Following on from these huge losses Lorenzo de’ Medici broke off relations with Portinari in 1480, leaving him the branch with all its debts and noting sarcastically that ‘these are the great profits which the management of Tommaso Portinari has accorded us’. The total shortfall of the two branches – London and Bruges – amounted to 70,000 ducats.

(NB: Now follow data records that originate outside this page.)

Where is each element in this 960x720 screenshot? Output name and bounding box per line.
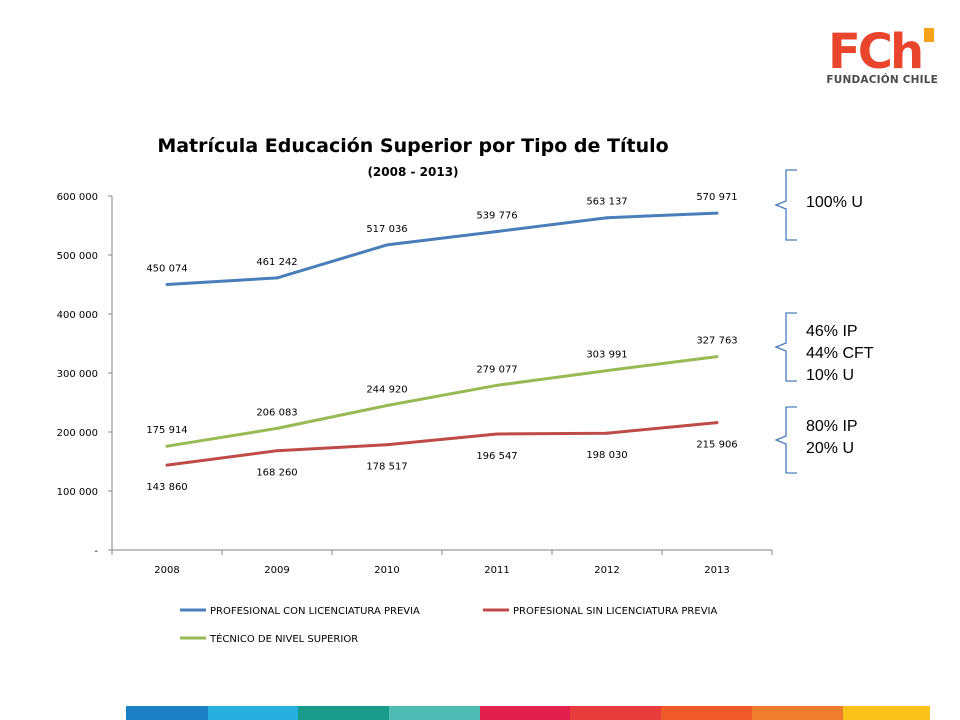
annotation-line: 80% IP <box>806 418 858 435</box>
data-point <box>165 282 169 286</box>
data-label: 206 083 <box>256 407 297 418</box>
footer-strip-segment <box>208 706 298 720</box>
x-tick-label: 2008 <box>154 565 179 576</box>
x-tick-label: 2009 <box>264 565 289 576</box>
data-point <box>605 369 609 373</box>
data-label: 327 763 <box>696 336 737 347</box>
data-label: 450 074 <box>146 263 187 274</box>
footer-strip-segment <box>661 706 752 720</box>
y-tick-label: 300 000 <box>57 369 98 380</box>
legend-item: TÉCNICO DE NIVEL SUPERIOR <box>180 632 358 645</box>
series-line <box>166 421 718 467</box>
data-label: 461 242 <box>256 257 297 268</box>
annotation-line: 20% U <box>806 440 855 457</box>
annotation-line: 10% U <box>806 367 855 384</box>
footer-strip-segment <box>126 706 208 720</box>
annotation-line: 100% U <box>806 194 863 211</box>
annotation-bracket <box>774 406 797 474</box>
data-label: 196 547 <box>476 451 517 462</box>
data-label: 303 991 <box>586 350 627 361</box>
chart-axes: - 100 000 200 000 300 000 400 000 500 000 600 … <box>57 192 773 576</box>
data-point <box>605 431 609 435</box>
y-tick-label: 500 000 <box>57 251 98 262</box>
data-point <box>715 421 719 425</box>
annotation-line: 46% IP <box>806 323 858 340</box>
legend-item: PROFESIONAL CON LICENCIATURA PREVIA <box>180 606 420 617</box>
chart-title: Matrícula Educación Superior por Tipo de… <box>157 135 668 157</box>
y-tick-label: - <box>94 546 98 557</box>
data-point <box>715 355 719 359</box>
data-label: 539 776 <box>476 211 517 222</box>
data-point <box>385 443 389 447</box>
y-tick-label: 200 000 <box>57 428 98 439</box>
logo-mark-text: FCh <box>828 26 921 74</box>
footer-strip-segment <box>843 706 930 720</box>
data-label: 143 860 <box>146 482 187 493</box>
data-point <box>715 211 719 215</box>
data-label: 517 036 <box>366 224 407 235</box>
logo-subtitle: FUNDACIÓN CHILE <box>826 74 938 86</box>
data-label: 198 030 <box>586 450 627 461</box>
legend-label: PROFESIONAL CON LICENCIATURA PREVIA <box>210 606 420 617</box>
data-label: 279 077 <box>476 364 517 375</box>
footer-strip-segment <box>570 706 661 720</box>
data-point <box>165 463 169 467</box>
x-tick-label: 2011 <box>484 565 509 576</box>
annotation-line: 44% CFT <box>806 345 874 362</box>
data-point <box>605 216 609 220</box>
data-point <box>385 403 389 407</box>
annotation-bracket <box>774 169 797 241</box>
data-label: 244 920 <box>366 384 407 395</box>
data-point <box>495 230 499 234</box>
series-lines <box>165 211 719 467</box>
y-tick-label: 600 000 <box>57 192 98 203</box>
footer-strip-segment <box>298 706 389 720</box>
data-point <box>275 426 279 430</box>
data-label: 215 906 <box>696 440 737 451</box>
data-label: 168 260 <box>256 468 297 479</box>
x-tick-label: 2010 <box>374 565 399 576</box>
data-label: 175 914 <box>146 425 187 436</box>
fundacion-chile-logo: FCh FUNDACIÓN CHILE <box>824 26 938 92</box>
series-line <box>166 355 718 448</box>
footer-color-strip <box>126 706 930 720</box>
data-point <box>385 243 389 247</box>
legend-label: TÉCNICO DE NIVEL SUPERIOR <box>209 632 358 645</box>
data-point <box>495 432 499 436</box>
series-line <box>166 211 718 286</box>
annotation-group-profesional-sin-lic: 80% IP 20% U <box>806 416 858 460</box>
footer-strip-segment <box>752 706 843 720</box>
annotation-brackets <box>774 169 797 474</box>
data-point <box>275 449 279 453</box>
chart-subtitle: (2008 - 2013) <box>367 165 458 179</box>
data-label: 178 517 <box>366 462 407 473</box>
annotation-group-universidad: 100% U <box>806 192 863 214</box>
chart-legend: PROFESIONAL CON LICENCIATURA PREVIA PROFE… <box>180 606 717 645</box>
fch-logo-mark: FCh <box>828 26 934 74</box>
data-labels: 450 074 461 242 517 036 539 776 563 137 570 9… <box>146 192 737 493</box>
annotation-group-tecnico: 46% IP 44% CFT 10% U <box>806 321 874 387</box>
x-tick-label: 2012 <box>594 565 619 576</box>
footer-strip-segment <box>389 706 480 720</box>
annotation-bracket <box>774 312 797 382</box>
y-tick-label: 400 000 <box>57 310 98 321</box>
legend-label: PROFESIONAL SIN LICENCIATURA PREVIA <box>513 606 717 617</box>
data-point <box>495 383 499 387</box>
legend-item: PROFESIONAL SIN LICENCIATURA PREVIA <box>483 606 717 617</box>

Portinari’s responsibility for the Bruges debacle has been much debated historiographically, but he must certainly have been an audacious, charismatic man with considerable diplomatic skills, because financial disaster did not prevent him from continuing to engage in intense commercial activities and being appointed to prestigious posts. In 1486 he was sent to Milan by Maximilian of Austria, consort of Mary of Burgundy, to negotiate with Ludovico il Moro and, as a result of this, he and Lorenzo il Magnifico were reconciled. This latter sent him to England in 1489 to draw up a commercial treaty and Philip the Fair commissioned him with delicate negotiations between the Low Countries and England in 1469. In 1497 he returned to Florence where he received a number of important appointments: Gonfalonier of the Compagnia del Popolo, member of the Otto della Guardia and member of the Sei dell'Arte della Mercanzia.
He died in 1501 at Ospedale di Santa Maria Nuova founded in 1288 by his ancestor Folco Portinari and was buried at the Chiesa di Sant’Egidio family tomb in front of the high altar, where the triptych bearing his name is exhibited.